Na realidade a casa tinha um dono, que foi um dos primeiros veranistas de Arembepe, nos idos de 1963. Reinaldo "Ivo" Fernandes e sua esposa dona Dedé eram os donos fábrica, da máquina de ralar coco, o “Rale Raf”, e a casa foi construída nos anos de 64/65.
Na época ele e família precisavam atravessar o rio Joanes de balsa para chegar a Arembepe, e precisavam usar mulas, pois tinham que passar por dentro da lagoa para chegar ao povoado, quando começou a construção da Tibras em 1969.
Ivo veraneava numa casa em frente ao cruzeiro da igreja, perto da casa de dona Coló. Na época, Arembepe não tinha abastecimento de água potável e todos precisavam tomar banho e abastecer suas casas com água do Rio Jacuipe, aonde ele ia todos os dias com toda a família, quando ele iniciou a construção da casa. Nos idos de 69 eu comecei a frequentar Arembepe com eles, pois namorava a filha dele, Kátia, com quem me casei em 1970 e com quem tive a minha primeira filha Christ’Anny.
Voltando à casa, Ivo a construiu para seu descanso e dos seus familiares, porém, com a distância que tinha que ser percorrida, às vezes à noite, era perigosa e deserta, ele não ficava constantemente lá e mantinha a casa do centro de Arembepe. Em 1967, ele emprestou a casa para Juca Rebele (aquele que achou um navio naufragado na Pituba), que passou por lá uma boa temporada. E por muita pressão da Marinha teve que abandonar a casa, porque estava construída em área não permitida. Até que algumas pessoas passaram a habitar a casa. Quando eu a conheci, em 1969, ela já era abandonada, tinham roubado a bomba d’água, parte das instalações, partes do telhado. Ele contava que, anos antes, uns gringos chegaram e habitaram a casa sem o seu consentimento. Tempos depois, vim a saber que era Mick e Keith. Ele sequer sabia quem era os tais gringos. Quem indicou ou mesmo liberou a casa para eles passarem uma temporada nunca foi do conhecimento de Ivo, até que, por força do processo da Marinha, ele demoliu a casa por completo.

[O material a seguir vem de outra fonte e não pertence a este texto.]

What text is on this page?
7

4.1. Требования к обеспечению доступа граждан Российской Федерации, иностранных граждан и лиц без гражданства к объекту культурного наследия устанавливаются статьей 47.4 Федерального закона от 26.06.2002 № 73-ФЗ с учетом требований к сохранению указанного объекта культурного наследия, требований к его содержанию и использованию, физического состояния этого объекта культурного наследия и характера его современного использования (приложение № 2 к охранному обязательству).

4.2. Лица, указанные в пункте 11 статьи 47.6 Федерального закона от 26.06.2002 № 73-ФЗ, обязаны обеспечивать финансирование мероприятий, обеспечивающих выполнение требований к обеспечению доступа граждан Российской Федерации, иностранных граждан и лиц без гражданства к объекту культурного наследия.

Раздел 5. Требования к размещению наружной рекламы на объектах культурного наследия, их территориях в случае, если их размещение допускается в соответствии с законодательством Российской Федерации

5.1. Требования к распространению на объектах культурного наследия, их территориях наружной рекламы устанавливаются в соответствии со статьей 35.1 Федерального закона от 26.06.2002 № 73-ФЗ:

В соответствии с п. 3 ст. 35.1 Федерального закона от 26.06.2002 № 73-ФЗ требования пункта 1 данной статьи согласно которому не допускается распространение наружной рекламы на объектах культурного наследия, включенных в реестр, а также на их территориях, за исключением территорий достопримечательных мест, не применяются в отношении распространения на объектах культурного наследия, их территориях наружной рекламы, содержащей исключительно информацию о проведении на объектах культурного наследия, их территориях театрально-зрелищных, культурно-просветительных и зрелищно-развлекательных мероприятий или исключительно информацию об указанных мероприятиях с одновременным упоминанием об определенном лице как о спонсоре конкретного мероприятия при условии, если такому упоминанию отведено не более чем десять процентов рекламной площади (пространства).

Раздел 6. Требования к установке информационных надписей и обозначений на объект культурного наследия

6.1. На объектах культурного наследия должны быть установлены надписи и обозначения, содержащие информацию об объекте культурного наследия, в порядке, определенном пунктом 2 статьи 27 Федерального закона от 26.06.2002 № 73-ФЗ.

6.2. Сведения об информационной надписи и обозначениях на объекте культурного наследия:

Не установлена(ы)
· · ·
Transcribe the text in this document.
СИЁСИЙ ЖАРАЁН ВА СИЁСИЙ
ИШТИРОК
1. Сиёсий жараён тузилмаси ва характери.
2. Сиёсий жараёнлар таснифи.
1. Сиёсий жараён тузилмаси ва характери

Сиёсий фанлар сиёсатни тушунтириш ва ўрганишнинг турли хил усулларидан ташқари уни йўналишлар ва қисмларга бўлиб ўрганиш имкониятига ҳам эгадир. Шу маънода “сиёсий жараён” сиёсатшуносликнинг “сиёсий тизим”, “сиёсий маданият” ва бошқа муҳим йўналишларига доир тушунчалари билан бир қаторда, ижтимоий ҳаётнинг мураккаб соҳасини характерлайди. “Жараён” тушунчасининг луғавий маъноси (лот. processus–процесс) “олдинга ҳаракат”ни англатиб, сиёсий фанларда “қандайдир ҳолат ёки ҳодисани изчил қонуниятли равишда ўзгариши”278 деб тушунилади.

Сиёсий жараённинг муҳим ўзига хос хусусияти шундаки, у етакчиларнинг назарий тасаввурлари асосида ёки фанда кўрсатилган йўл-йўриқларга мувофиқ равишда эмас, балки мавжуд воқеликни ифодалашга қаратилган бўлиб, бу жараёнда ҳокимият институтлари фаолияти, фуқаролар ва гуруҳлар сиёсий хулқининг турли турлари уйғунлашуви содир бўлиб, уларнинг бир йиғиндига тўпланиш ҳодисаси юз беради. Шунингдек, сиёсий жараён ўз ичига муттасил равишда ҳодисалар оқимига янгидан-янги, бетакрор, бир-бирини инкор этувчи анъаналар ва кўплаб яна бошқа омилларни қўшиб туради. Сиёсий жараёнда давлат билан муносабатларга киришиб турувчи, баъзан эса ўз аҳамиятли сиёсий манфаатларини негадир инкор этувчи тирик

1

Tempos depois é que houve a invasão pelos hippies na Aldeia, quando passaram a chamá-la de ‘casa do sol nascente’. Missival, Paulo Setubal, Candido, Cabral e outros chegaram a Arembepe no inicio dos anos 70, Manu chegou tempo depois. Ai já é outra historia!
Na realidade a casa tinha um dono, que foi um dos primeiros veranistas de Arembepe, nos idos de 1963. Reinaldo "Ivo" Fernandes e sua esposa dona Dedé eram os donos fábrica, da máquina de ralar coco, o “Rale Raf”, e a casa foi construída nos anos de 64/65.
Na época ele e família precisavam atravessar o rio Joanes de balsa para chegar a Arembepe, e precisavam usar mulas, pois tinham que passar por dentro da lagoa para chegar ao povoado, quando começou a construção da Tibras em 1969.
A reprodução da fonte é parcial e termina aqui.